The first pass on a Sons of the Desert prototype.
After testing out a design that closely mimicked one of the original fezzes I realized I would need to go in another direction, something that related to the artwork more than the actual fezzes used in the movie. After looking ate various posters and stills from the movies debut and subsequent re-releases I distilled the problem down to a few key thoughts.
  • The initial design should represent the 1933 setting of the film. Perhaps in the future I will work on a more modern/complex design as an alternative.
  • The embroidery will be done in a single color. Despite being a black and white feature, the fezzes were the traditional red with gold braiding for the logo. Many of the movie posters presented this as well.
  • The design should be in a loose relaxed style as though it were hand sketched.
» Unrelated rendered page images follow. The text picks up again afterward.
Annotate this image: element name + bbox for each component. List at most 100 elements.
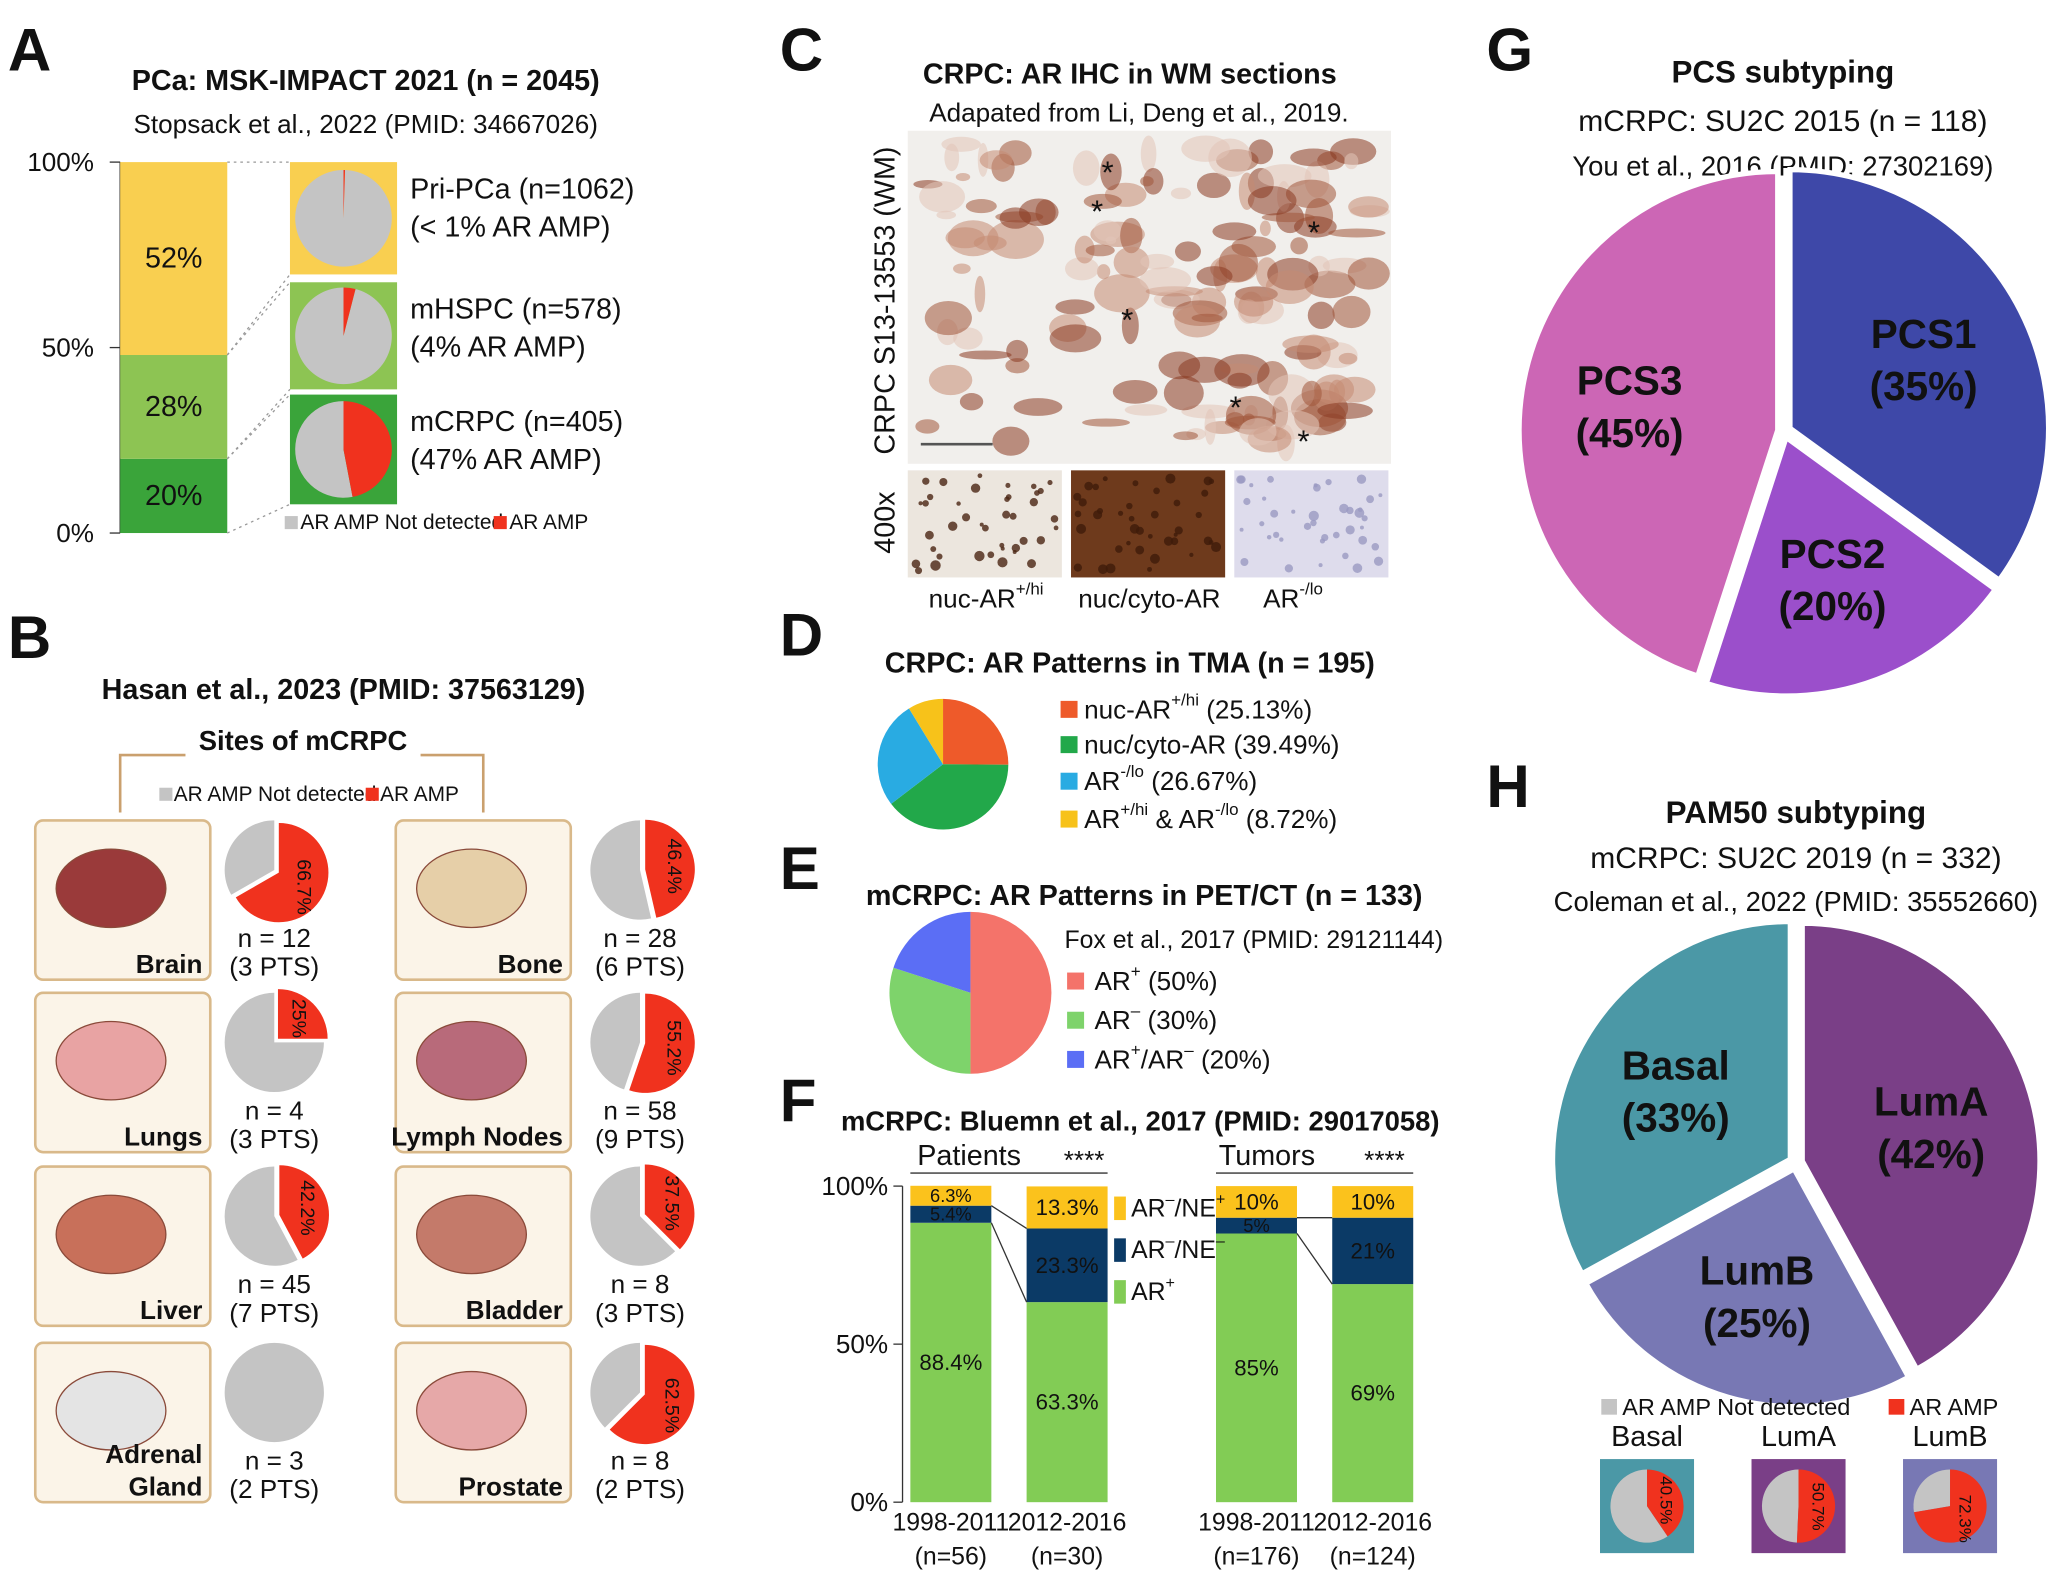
cell [1076,523,1087,534]
text-part: /AR [1141,1044,1185,1074]
cell [1358,535,1368,545]
pie-label: mCRPC (n=405) [410,406,623,438]
pts-label: (7 PTS) [229,1298,319,1328]
cell [1373,556,1384,566]
text-part: nuc-AR [929,583,1016,613]
superscript: +/hi [1171,690,1199,709]
cell [1135,526,1144,535]
pie-slice [343,169,346,219]
legend-label: AR AMP Not detected [174,783,377,806]
pie-slice [224,1342,324,1443]
cell [1128,515,1135,522]
legend-swatch [284,516,298,530]
legend-swatch [1067,1050,1085,1068]
panel-letter: B [8,604,51,671]
n-label: n = 8 [611,1269,670,1299]
x-tick-label: (n=124) [1330,1544,1416,1571]
cell [999,542,1005,548]
superscript: – [1184,1040,1194,1059]
cell [1098,564,1108,575]
tissue [1121,307,1139,345]
bar-label: 13.3% [1036,1195,1099,1220]
cell [948,521,958,531]
legend-swatch [1888,1399,1905,1415]
cell [1135,545,1145,555]
slice-label: Basal [1622,1042,1730,1088]
cell [1345,525,1355,535]
cell [1019,536,1028,545]
cell [1195,511,1202,519]
text-part: AR [1095,1005,1131,1035]
panel-letter: E [780,835,820,902]
bar-segment [1332,1284,1414,1503]
cell [1163,536,1174,546]
tissue [1248,139,1274,165]
side-label: 400x [870,491,902,554]
cell [1102,476,1108,482]
pie-slice [1913,1469,1951,1513]
text-part: AR [1131,1195,1165,1222]
tissue [1208,138,1252,178]
site-name: Bone [498,949,563,979]
pie-slice [629,993,695,1093]
tissue [1330,138,1377,165]
legend-label: nuc-AR+/hi (25.13%) [1084,690,1312,724]
tissue [953,327,983,350]
tissue [992,426,1030,456]
cell [1266,534,1272,540]
tissue [974,275,986,313]
cell [1078,498,1087,507]
x-tick-label: (n=56) [915,1544,987,1571]
cell [1009,512,1017,520]
connector [226,394,291,460]
group-label: Patients [917,1140,1021,1172]
cell [1310,519,1317,527]
cell [1352,563,1363,573]
legend-label: AR-/lo (26.67%) [1084,762,1257,796]
cell [1279,537,1284,542]
bar-label: 5% [1243,1215,1269,1236]
organ-icon [55,848,167,929]
tissue [1227,372,1252,389]
cell [1073,492,1082,501]
slice-label: 55.2% [663,1020,685,1076]
legend-swatch [1114,1196,1126,1221]
pie-slice [609,1344,695,1445]
bar-segment [120,354,228,459]
cell [939,477,948,487]
superscript: -/lo [1120,762,1144,781]
tissue [1347,257,1390,290]
tissue [1139,267,1192,293]
tissue [1049,324,1102,353]
cell [1208,478,1215,485]
cell [1259,521,1265,527]
superscript: +/hi [1016,579,1044,598]
pie-slice [295,169,392,267]
text-part: & AR [1148,804,1215,834]
text-part: AR [1084,804,1120,834]
tissue [1083,193,1122,209]
superscript: – [1166,1232,1175,1250]
pie-slice [1913,1469,1987,1543]
superscript: – [1166,1190,1175,1208]
citation: Coleman et al., 2022 (PMID: 35552660) [1554,886,2038,917]
tissue [1100,153,1122,191]
pie-slice [224,820,275,895]
cell [911,559,921,569]
cell [1092,483,1099,491]
bar-label: 69% [1351,1381,1395,1406]
tissue [953,263,971,274]
y-tick-label: 50% [836,1329,888,1359]
panel-letter: H [1486,753,1529,820]
legend-label: AR+/hi & AR-/lo (8.72%) [1084,800,1337,834]
organ-icon [415,1370,528,1451]
cell [970,483,981,493]
cell [1249,483,1254,488]
slice-label: 42.2% [296,1180,318,1236]
bar-label: 20% [145,480,202,512]
caption: nuc/cyto-AR [1078,583,1220,613]
tissue [1285,179,1337,209]
tissue [1247,186,1297,216]
cell [1273,531,1280,538]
This is closer to how the props were made and it keeps in line with Laurel's suggestion the the organization should have “a half-assed dignity” about it.
One area I wanted to focus on updating was -first and foremost- the lettering. The original fezzes had a very loose style that in this day brings to mind Comic Sans... not exactly what I wanted to go for. I felt the lettering needed to be something a little more deco and I once again referred to the posters from the past to give me direction. I chose a more deco style from the era for the Sons of the Desert lettering.
The other area that I spent some time experimenting on was the center fill of the sun. In the original fezzes the braid was coiled to fill the area in as a solid color. However, on a few of the posters for the movie the sun was illustrated to have a more open spiral like what you see in this prototype photo. I like the additional texture this creates and it avoids the large dead space of flat color that a uniform fill would create. This embroidery design also goes beyond our typical 4"x4" format. Since the color pallet is so limited I felt we needed to make up for the simplicity with some scale. That and the fact that the lettering wouldn't effectively fit in our traditional format. This is one of the key reasons we shy away from text in our designs but in this case it couldn't be avoided.
When we review our designs the first thing we look at is how does the fez look, not just the embroidery. This isn't simply a graphic design problem, we look at the fez as a whole. On top of that we always consider what the fez is going to look like at a distance or how will it look in a photo. My background is fashion design as well as graphics so I consider the fezzes as part of an ensemble, not just an individual accessory. Am I making this whole process more complicated than it could be? ...most likely but hey, that is what we do. so keep in mind this is our first peek at the up coming Sons of the Desert fez and we still have a few tweaks to the design to consider, but if you are interested in getting on our mailing list, hop on over to www.fez-o-rama.com and sign-up.

2 comments

  • Jason

    Thank you! I'm glad to hear that the font is working out.

  • zillustration

    you nailed it… loving the 1930s Deco font – like Son of Kong!